Abstract

This chapter explores how gender and age shaped domestic service practices in Lusaka, and how these dynamics shifted over time. It outlines how specific gendered and racialised models of domestic service developed under colonial rule in Lusaka and other southern African cities. In African households, domestic service practices were grounded in the gendered and gerontocratic hierarchies of kinship and marriage, and primarily involved women and girls’ labour. In the households of White settlers and colonial officials, by contrast, the majority of domestic workers were African men and boys. The male dominance of domestic service in White households declined over time in some colonial contexts but persisted in Northern Rhodesia.

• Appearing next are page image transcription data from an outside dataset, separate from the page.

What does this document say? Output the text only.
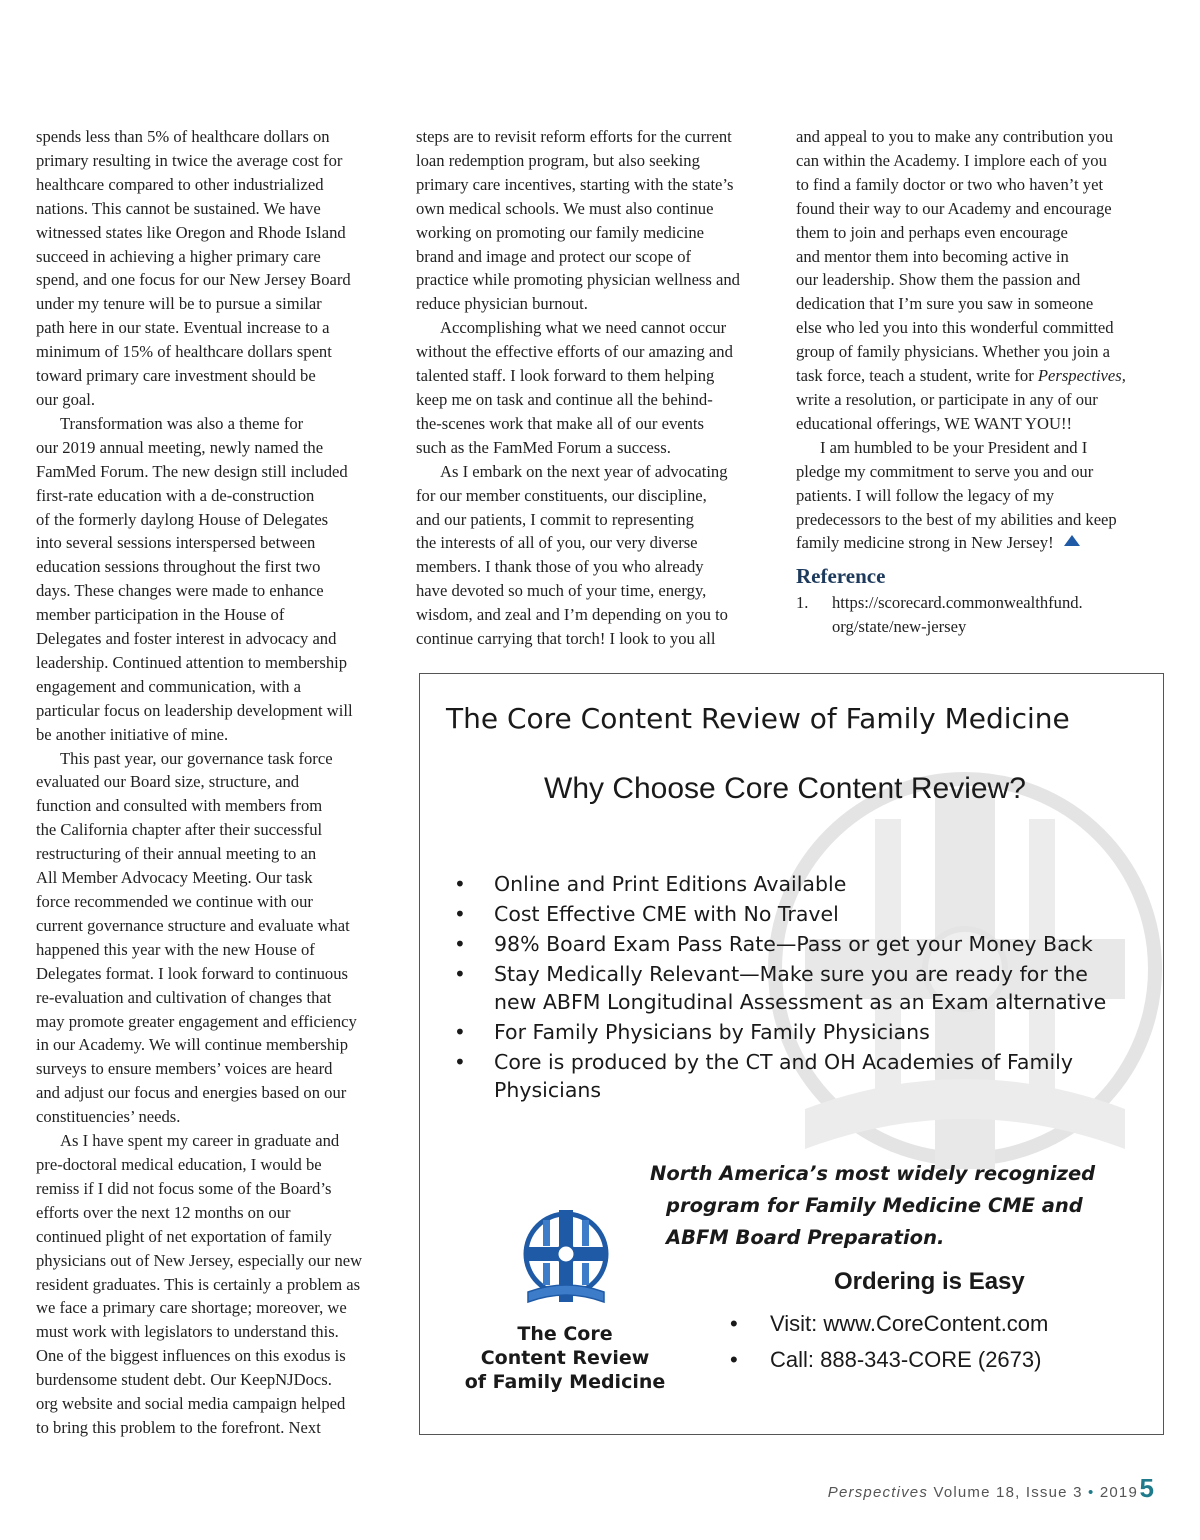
spends less than 5% of healthcare dollars on
primary resulting in twice the average cost for
healthcare compared to other industrialized
nations. This cannot be sustained. We have
witnessed states like Oregon and Rhode Island
succeed in achieving a higher primary care
spend, and one focus for our New Jersey Board
under my tenure will be to pursue a similar
path here in our state. Eventual increase to a
minimum of 15% of healthcare dollars spent
toward primary care investment should be
our goal.
Transformation was also a theme for
our 2019 annual meeting, newly named the
FamMed Forum. The new design still included
first-rate education with a de-construction
of the formerly daylong House of Delegates
into several sessions interspersed between
education sessions throughout the first two
days. These changes were made to enhance
member participation in the House of
Delegates and foster interest in advocacy and
leadership. Continued attention to membership
engagement and communication, with a
particular focus on leadership development will
be another initiative of mine.
This past year, our governance task force
evaluated our Board size, structure, and
function and consulted with members from
the California chapter after their successful
restructuring of their annual meeting to an
All Member Advocacy Meeting. Our task
force recommended we continue with our
current governance structure and evaluate what
happened this year with the new House of
Delegates format. I look forward to continuous
re-evaluation and cultivation of changes that
may promote greater engagement and efficiency
in our Academy. We will continue membership
surveys to ensure members’ voices are heard
and adjust our focus and energies based on our
constituencies’ needs.
As I have spent my career in graduate and
pre-doctoral medical education, I would be
remiss if I did not focus some of the Board’s
efforts over the next 12 months on our
continued plight of net exportation of family
physicians out of New Jersey, especially our new
resident graduates. This is certainly a problem as
we face a primary care shortage; moreover, we
must work with legislators to understand this.
One of the biggest influences on this exodus is
burdensome student debt. Our KeepNJDocs.
org website and social media campaign helped
to bring this problem to the forefront. Next
steps are to revisit reform efforts for the current
loan redemption program, but also seeking
primary care incentives, starting with the state’s
own medical schools. We must also continue
working on promoting our family medicine
brand and image and protect our scope of
practice while promoting physician wellness and
reduce physician burnout.
Accomplishing what we need cannot occur
without the effective efforts of our amazing and
talented staff. I look forward to them helping
keep me on task and continue all the behind-
the-scenes work that make all of our events
such as the FamMed Forum a success.
As I embark on the next year of advocating
for our member constituents, our discipline,
and our patients, I commit to representing
the interests of all of you, our very diverse
members. I thank those of you who already
have devoted so much of your time, energy,
wisdom, and zeal and I’m depending on you to
continue carrying that torch! I look to you all
and appeal to you to make any contribution you
can within the Academy. I implore each of you
to find a family doctor or two who haven’t yet
found their way to our Academy and encourage
them to join and perhaps even encourage
and mentor them into becoming active in
our leadership. Show them the passion and
dedication that I’m sure you saw in someone
else who led you into this wonderful committed
group of family physicians. Whether you join a
task force, teach a student, write for Perspectives,
write a resolution, or participate in any of our
educational offerings, WE WANT YOU!!
I am humbled to be your President and I
pledge my commitment to serve you and our
patients. I will follow the legacy of my
predecessors to the best of my abilities and keep
family medicine strong in New Jersey!
Reference
1.	https://scorecard.commonwealthfund.
org/state/new-jersey
The Core Content Review of Family Medicine
Why Choose Core Content Review?
• Online and Print Editions Available
• Cost Effective CME with No Travel
• 98% Board Exam Pass Rate—Pass or get your Money Back
• Stay Medically Relevant—Make sure you are ready for the
new ABFM Longitudinal Assessment as an Exam alternative
• For Family Physicians by Family Physicians
• Core is produced by the CT and OH Academies of Family
Physicians
North America’s most widely recognized
program for Family Medicine CME and
ABFM Board Preparation.
The Core
Content Review
of Family Medicine
Ordering is Easy
• Visit: www.CoreContent.com
• Call: 888-343-CORE (2673)
Perspectives Volume 18, Issue 3 • 2019 5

This dominance was eroded following Zambian independence because of growing demand for female domestic workers, particularly from Black employers, and growing supply of women and girls’ labour. The chapter reveals how these dual processes led to the feminisation of domestic service in Lusaka, and Zambia more broadly, a process which involved the reorganisation of work along gendered lines, with female workers coming to dominate indoor roles involving cleaning and childcare, and male workers moving into outdoor roles as gardeners and guards. The chapter relates the feminisation of domestic service in Lusaka to broader regional developments and shows that, across southern Africa, domestic service was unevenly but unmistakably transformed into a predominantly female occupation during the twentieth century.